La nuova formazione della sinistra deve ripartire dal basso, per evitare gli errori della Sinistra arcobaleno, che risultava una pura sommatoria di partiti aggregatisi per una semplice ragione elettorale. Com'è noto quell'operazione non convinse gli elettori e pertanto oggi non si può riproporre allo stesso modo. La novità può essere rappresentata solo da un vero coinvolgimento della base a tutti i livelli e in ogni ambito, e instaurando un dialogo permanente che sicuramente darà i suoi frutti nel tempo.

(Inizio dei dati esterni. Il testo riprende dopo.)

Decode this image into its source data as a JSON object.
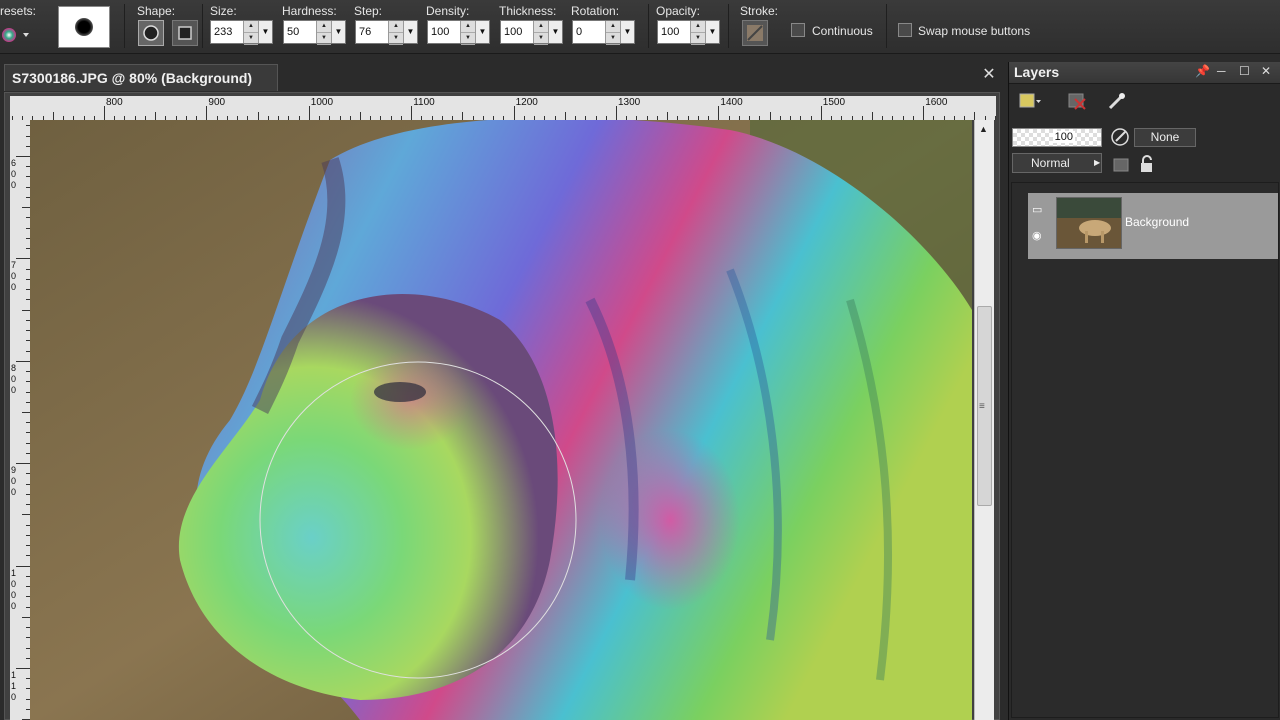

La nuova sinistra deve fondere in qualcosa di originale le culture politiche della sinistra, aggiornandole alle esigenze di una società in continua trasformazione, ma senza mai rinnegare le pagine migliori della propria storia. In questo consiste in primo luogo la sua differenza rispetto a una sinistra meramente identitaria, che partendo da premesse condivisibili sta tuttavia portando all'isolamento politico la componente comunista nel nostro paese. Crediamo però sia importante per la Sinistra sciogliere quanto prima il dubbio se essere un nuovo partito o un cartello elettorale: l'ideale sarebbe essere un partito aperto, capace di dialogare con tutta la sinistra e in
prospettiva dar vita ad aggregazioni più ampie per poter difendere meglio gli interessi dei lavoratori.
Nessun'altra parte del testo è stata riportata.